Bethel Park celebrates grand opening of Schoolhouse Arts and History Center
As far as the familiar red brick structure at South Park Road and Park Avenue, Sue Means was there for the end of one era and the beginning of another.
“I did attend this building, in sixth grade,” the lifelong Bethel Park resident and member of Allegheny County Council said. “I was part of the bumper crop after World War II, and there were just too many sixth-grade classrooms throughout the municipality. So I had the honor to go to school here.
She also had the honor of joining fellow elected officials and members of the community for the Oct. 8 grand opening of the building as the Schoolhouse Arts and History Center.
Means’ time as a student came when the building was wrapping up life as an educational facility.
“Up until the 1960s, it was used as a grade school, until the school district decided it was a white elephant and they no longer needed it,” Bill Haberthur, secretary of the Bethel Park Historical Society’s board, said. “So they began to use it as a storage facility for unused desks and other items.”
He provided a history lesson during the grand opening, telling of the building’s construction as a high school in 1905, expansion as a vocational school in 1917 and switch to an elementary school in 1934. In the 1970s, a petition drive saved it from demolition, and Bethel Park School District sold it to the historical society for $1 in 1996.
While renting space since then in what had been known as the Schoolhouse Arts Center, the society started a capital campaign in 2016 to provide much-needed renovations. Since then, volunteers, donors and supporters have stepped up to help give the building a thorough makeover.
“For the past year, they’ve spent a lot of time and work and hard hours trying to get the building to where it is today,” Tim Moury, the society’s board president, said. “We’re not finished. We’re only part of the way there. But I think what we have is truly a diamond in the rough.”

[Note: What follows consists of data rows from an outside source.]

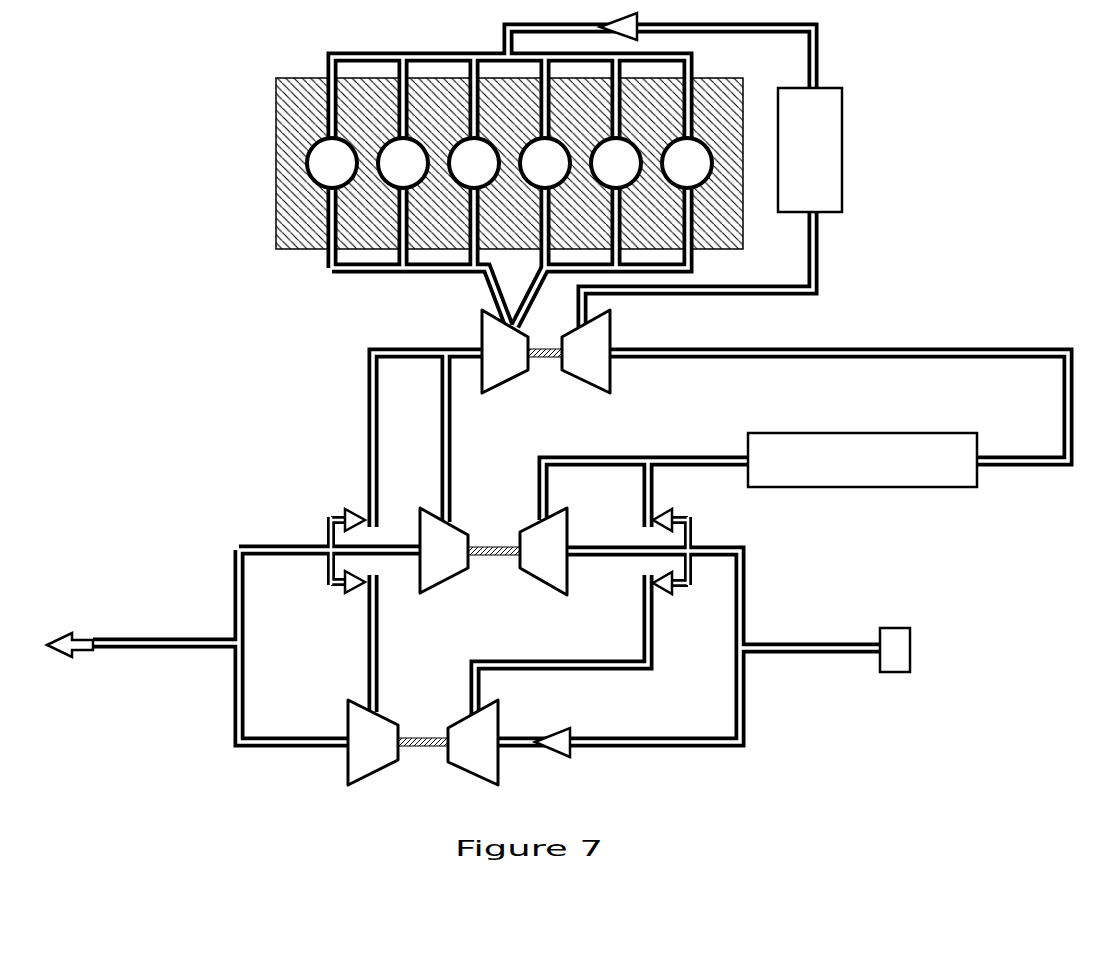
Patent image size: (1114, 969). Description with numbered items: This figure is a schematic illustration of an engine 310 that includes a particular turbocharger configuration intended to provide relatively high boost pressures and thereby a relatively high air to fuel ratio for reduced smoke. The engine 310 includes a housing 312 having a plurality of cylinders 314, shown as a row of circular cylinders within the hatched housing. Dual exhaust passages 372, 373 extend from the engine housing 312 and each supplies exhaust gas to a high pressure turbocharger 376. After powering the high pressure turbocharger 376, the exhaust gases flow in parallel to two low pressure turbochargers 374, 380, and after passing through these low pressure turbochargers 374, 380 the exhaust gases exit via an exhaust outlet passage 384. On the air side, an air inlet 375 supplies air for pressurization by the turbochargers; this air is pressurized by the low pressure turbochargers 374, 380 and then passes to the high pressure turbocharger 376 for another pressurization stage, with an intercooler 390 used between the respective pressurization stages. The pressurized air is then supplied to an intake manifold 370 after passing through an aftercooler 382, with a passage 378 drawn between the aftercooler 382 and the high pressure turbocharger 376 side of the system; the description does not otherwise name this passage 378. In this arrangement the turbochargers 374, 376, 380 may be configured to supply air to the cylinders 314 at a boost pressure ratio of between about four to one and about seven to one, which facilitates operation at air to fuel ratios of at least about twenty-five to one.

The engine 310 is at (128, 183).
The housing 312 is at (276, 238).
The cylinders 314 is at (322, 166).
The intake manifold 370 is at (471, 50).
The exhaust passage 372 is at (495, 292).
The exhaust passage 373 is at (530, 288).
The low pressure turbocharger 374 is at (455, 586).
The air inlet 375 is at (910, 672).
The high pressure turbocharger 376 is at (513, 390).
The EGR passage 378 is at (818, 272).
The low pressure turbocharger 380 is at (386, 781).
The aftercooler 382 is at (843, 115).
The exhaust outlet passage 384 is at (133, 652).
The intercooler 390 is at (977, 489).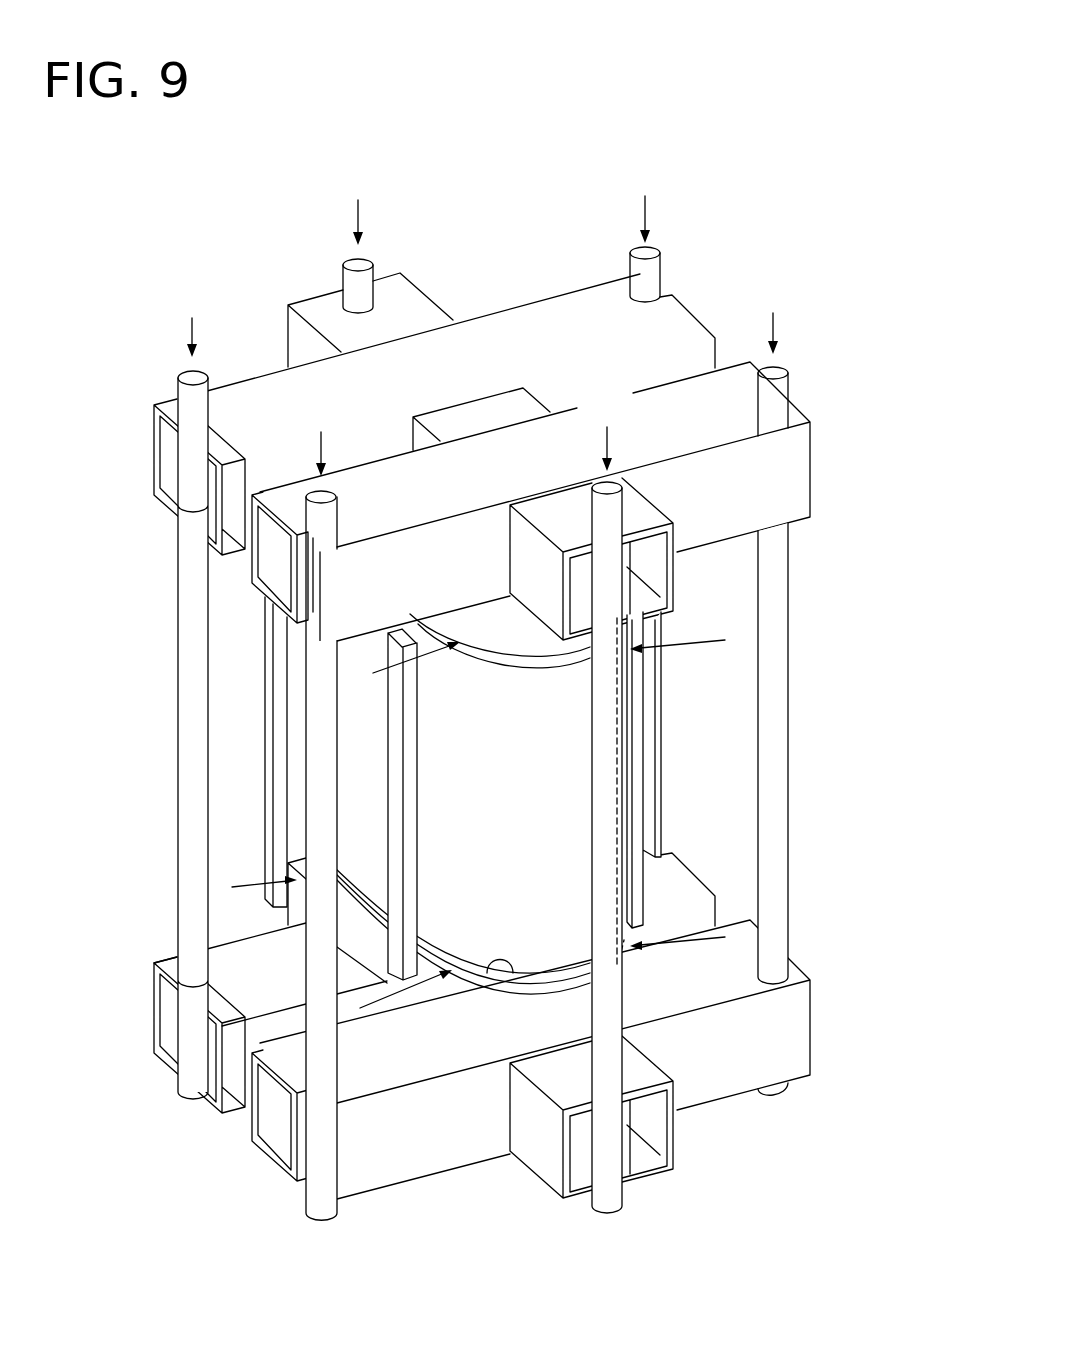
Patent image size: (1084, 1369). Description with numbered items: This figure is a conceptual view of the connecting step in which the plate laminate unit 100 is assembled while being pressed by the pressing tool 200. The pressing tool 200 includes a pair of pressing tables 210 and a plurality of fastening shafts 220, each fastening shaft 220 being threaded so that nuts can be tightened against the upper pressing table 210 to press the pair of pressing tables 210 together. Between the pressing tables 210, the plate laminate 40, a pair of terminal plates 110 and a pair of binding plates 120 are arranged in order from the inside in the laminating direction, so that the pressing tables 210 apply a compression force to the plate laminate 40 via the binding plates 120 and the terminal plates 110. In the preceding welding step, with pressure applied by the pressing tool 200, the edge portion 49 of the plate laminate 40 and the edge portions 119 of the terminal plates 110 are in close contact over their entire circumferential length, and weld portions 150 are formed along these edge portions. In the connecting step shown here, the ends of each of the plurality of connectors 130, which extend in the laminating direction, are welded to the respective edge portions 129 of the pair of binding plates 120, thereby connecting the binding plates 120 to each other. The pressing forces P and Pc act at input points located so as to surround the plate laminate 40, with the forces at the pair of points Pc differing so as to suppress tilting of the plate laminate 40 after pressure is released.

The plate laminate 40 is at (543, 797).
The edge portion 49 is at (622, 887).
The plate laminate unit 100 is at (721, 576).
The terminal plate 110 is at (712, 1084).
The edge portion 119 is at (623, 970).
The binding plate 120 is at (730, 878).
The edge portion 129 is at (622, 597).
The connector 130 is at (270, 653).
The weld portion 150 is at (565, 597).
The pressing tool 200 is at (755, 180).
The pressing table 210 is at (507, 270).
The fastening shaft 220 is at (185, 710).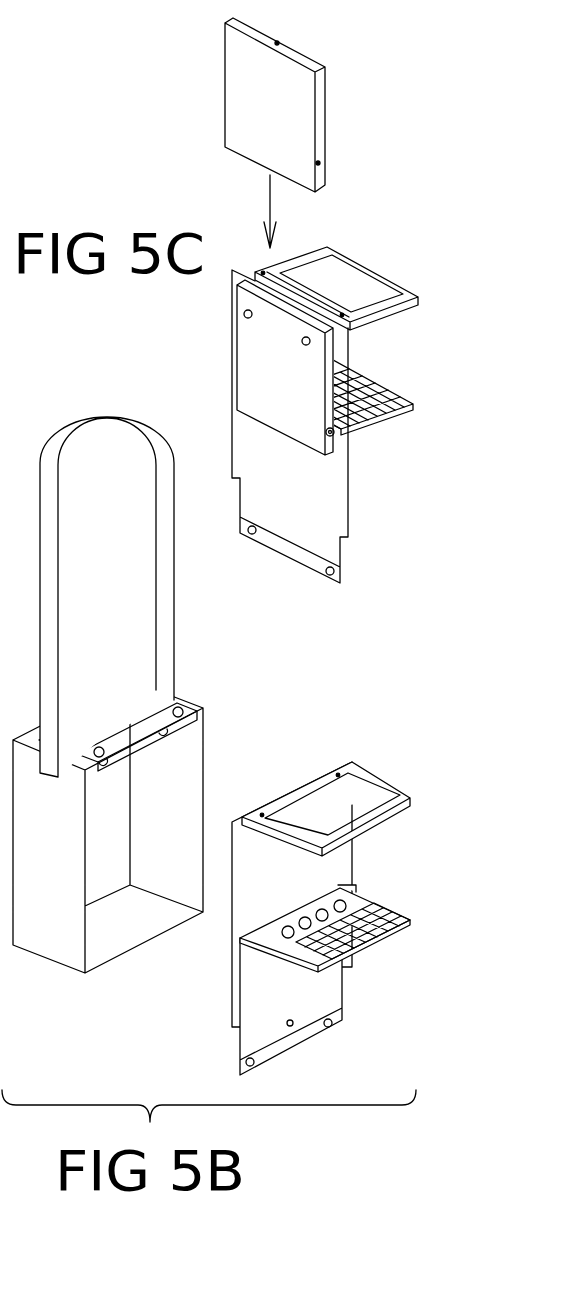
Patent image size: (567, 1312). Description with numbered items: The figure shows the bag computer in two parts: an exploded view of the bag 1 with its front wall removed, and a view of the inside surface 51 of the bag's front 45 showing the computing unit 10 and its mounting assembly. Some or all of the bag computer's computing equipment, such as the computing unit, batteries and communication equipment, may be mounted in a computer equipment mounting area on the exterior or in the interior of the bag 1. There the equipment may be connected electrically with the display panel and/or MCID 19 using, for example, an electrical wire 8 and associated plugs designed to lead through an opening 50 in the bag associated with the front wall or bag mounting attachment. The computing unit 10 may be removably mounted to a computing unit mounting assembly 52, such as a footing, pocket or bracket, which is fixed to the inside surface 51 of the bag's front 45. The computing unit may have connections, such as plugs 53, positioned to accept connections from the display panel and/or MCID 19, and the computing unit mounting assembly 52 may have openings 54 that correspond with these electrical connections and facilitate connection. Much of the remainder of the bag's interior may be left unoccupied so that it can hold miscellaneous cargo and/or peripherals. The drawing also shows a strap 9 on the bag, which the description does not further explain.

Moury, who also is president of Bethel Park Council, acknowledged Haberthur and Susie Dolinar, the society board treasurer, for their efforts on behalf of the project.
“I don’t always like to single people out, but they certainly are the people who have been going out there doing the work,” he said. “They’ve been a great asset.”
Moury, in turn, drew praise from Means:
“Tim is a force to contend with, and he is really one of the driving forces around saving this building.”
She presented acknowledgements from county council both in recognition of the Schoolhouse Arts and History Center and also of the 90th anniversary founding of the Bethel Park Volunteer Fire Company by 11 civic-minded residents.
State Reps. John Maher, R-Upper St. Clair, and Rick Saccone, R-Elizabeth, also were on hand to present recognitions for both entities from the House. Similar measures came from the state Senate by way of Guy Reschenthaler, R-Jefferson Hills.
The center’s grand opening culminated with a long-anticipated event.
“Twenty-seven years ago, this building was actually designated as an historic landmark by the Pittsburgh History and Landmarks Foundation,” Haberthur explained. “But the plaque was never purchased.”
That situation has been rectified, and he pulled off the covering to unveil the new bronze marker next to the building’s restored front steps.
“As we proceed, we will be doing many more fundraisers,” he said. “We just hope that the community, who’s really rallied around this project, continues to support us in all of our efforts.”